Os representantes do TGV que estiveram hoje no Banco Nacional de Desenvolvimento Econômico e Social (BNDES) ficaram de apresentar amanhã à instituição um plano de negócios da companhia. A informação foi confirmada pela assessoria de imprensa da instituição BNDES. A expectativa, segundo fontes, é de que amanhã eles formalizem um pedido de financiamento de US$ 150 milhões. Esses recursos permitirão a recuperação das 16 aeronaves paradas por falta de manutenção. Atualmente, existem apenas 25 aviões da Varig em operação e 36 paradas. Desses, 16 estão em solo por falta de manutenção e 20 por causa de decisões judiciais.

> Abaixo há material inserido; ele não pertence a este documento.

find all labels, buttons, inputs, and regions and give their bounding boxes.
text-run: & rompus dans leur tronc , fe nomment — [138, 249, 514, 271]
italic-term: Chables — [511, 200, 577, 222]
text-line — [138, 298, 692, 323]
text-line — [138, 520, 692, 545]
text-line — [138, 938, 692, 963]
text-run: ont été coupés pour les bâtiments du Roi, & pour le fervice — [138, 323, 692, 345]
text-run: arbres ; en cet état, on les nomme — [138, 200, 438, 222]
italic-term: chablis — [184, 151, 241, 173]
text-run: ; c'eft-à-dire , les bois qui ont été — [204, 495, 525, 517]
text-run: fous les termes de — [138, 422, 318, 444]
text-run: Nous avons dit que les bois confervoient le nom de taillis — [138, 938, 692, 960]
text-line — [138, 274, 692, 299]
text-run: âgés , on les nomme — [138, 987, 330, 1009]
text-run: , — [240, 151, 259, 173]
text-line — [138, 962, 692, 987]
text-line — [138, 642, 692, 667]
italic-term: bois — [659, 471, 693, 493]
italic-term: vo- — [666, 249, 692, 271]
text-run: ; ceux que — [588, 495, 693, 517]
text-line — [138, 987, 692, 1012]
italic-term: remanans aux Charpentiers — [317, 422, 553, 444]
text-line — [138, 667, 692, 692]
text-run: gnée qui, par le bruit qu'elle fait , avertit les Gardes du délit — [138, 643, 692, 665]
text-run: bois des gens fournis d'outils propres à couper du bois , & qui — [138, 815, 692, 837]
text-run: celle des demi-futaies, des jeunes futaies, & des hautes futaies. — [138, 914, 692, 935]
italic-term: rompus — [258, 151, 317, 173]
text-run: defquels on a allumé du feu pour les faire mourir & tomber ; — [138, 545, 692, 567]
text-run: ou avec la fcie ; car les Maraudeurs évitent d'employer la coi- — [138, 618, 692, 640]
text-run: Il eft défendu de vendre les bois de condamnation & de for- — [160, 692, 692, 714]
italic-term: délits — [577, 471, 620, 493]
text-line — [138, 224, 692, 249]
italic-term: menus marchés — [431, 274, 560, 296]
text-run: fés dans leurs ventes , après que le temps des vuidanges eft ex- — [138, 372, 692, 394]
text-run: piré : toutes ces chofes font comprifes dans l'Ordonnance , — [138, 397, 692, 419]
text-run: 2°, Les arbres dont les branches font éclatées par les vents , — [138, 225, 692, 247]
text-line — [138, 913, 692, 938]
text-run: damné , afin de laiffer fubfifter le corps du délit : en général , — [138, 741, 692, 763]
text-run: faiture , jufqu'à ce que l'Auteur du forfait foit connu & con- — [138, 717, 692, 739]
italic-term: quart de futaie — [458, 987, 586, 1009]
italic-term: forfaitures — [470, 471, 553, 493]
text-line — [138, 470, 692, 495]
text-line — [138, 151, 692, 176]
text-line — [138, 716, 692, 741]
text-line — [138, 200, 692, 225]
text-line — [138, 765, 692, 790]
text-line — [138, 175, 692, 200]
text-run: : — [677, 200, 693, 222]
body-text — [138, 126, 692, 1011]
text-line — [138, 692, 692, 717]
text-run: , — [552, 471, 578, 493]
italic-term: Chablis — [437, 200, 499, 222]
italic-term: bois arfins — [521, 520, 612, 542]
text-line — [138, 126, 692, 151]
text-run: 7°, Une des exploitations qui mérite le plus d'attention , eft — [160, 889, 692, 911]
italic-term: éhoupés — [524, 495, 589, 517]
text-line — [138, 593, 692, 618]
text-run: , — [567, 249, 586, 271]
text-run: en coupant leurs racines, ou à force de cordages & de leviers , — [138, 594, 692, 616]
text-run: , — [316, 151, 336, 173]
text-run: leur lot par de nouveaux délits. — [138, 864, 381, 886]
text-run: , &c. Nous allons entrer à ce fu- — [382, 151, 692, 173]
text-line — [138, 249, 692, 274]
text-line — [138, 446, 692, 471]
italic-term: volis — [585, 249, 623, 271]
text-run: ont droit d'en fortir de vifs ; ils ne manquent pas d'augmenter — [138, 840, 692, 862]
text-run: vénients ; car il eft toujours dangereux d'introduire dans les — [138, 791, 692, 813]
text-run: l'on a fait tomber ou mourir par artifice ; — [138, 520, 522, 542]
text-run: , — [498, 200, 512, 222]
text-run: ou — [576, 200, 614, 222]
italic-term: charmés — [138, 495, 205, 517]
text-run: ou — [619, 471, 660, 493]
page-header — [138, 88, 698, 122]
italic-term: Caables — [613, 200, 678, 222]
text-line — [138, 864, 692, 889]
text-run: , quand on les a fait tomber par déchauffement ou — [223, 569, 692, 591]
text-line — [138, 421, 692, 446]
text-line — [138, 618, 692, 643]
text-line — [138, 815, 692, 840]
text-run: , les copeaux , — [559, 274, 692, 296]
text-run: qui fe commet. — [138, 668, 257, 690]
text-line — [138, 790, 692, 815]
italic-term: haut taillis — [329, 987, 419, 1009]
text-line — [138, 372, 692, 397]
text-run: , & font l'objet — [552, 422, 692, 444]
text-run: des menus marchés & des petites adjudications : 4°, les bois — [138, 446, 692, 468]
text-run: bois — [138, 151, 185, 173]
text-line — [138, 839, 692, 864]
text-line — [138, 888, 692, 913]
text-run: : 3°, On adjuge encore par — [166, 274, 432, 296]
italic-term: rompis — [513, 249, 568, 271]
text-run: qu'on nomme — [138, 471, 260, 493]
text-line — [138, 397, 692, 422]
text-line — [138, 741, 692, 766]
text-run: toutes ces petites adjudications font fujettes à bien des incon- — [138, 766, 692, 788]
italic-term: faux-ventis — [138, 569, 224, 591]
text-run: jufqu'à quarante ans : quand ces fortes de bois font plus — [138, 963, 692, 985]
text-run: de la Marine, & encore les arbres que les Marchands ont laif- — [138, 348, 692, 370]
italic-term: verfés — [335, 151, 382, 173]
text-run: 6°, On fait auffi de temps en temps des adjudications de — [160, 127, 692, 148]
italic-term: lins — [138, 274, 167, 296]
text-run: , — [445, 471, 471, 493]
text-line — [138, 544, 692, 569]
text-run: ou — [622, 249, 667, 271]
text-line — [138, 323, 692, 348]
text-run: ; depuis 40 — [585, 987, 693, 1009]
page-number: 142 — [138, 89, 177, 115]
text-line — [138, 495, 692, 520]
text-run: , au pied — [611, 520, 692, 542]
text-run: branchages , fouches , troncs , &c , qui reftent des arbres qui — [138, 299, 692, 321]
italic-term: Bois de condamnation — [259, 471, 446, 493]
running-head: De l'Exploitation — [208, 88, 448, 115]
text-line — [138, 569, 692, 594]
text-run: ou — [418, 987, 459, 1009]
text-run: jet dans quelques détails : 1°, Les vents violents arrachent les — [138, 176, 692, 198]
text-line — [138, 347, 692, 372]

O coordenador dos Trabalhadores do Grupo Varig, Marcio Marsillac, esclareceu que o sinal de US$ 75 milhões será aportado pelos investidores que integram o consórcio Nova Varig. Ele não quis revelar os nomes dos novos sócios. Contudo, Marsillac já havia afirmado ontem que, se não houver tempo hábil para que os investidores que fazem parte do consórcio NV liberem os recursos necessários para o pagamento do sinal de US$ 75 milhões até sexta-feira, haveria também negociação com o BNDES para um empréstimo-ponte com o BNDES.

Os sinais do governo não têm sido animadores. Hoje, o ministro da Defesa, Waldir Pires, disse que não deseja que a Varig entre em falência, mas completou: "se entrar, paciência. As pessoas vivem, as pessoas morrem. Assim também as empresas. Mas se for possível salvá-la, vamos tentar salvá-la". O ministro disse ainda que o presidente Luiz Inácio Lula da Silva acompanha "com muito empenho" a negociação para a venda da Varig.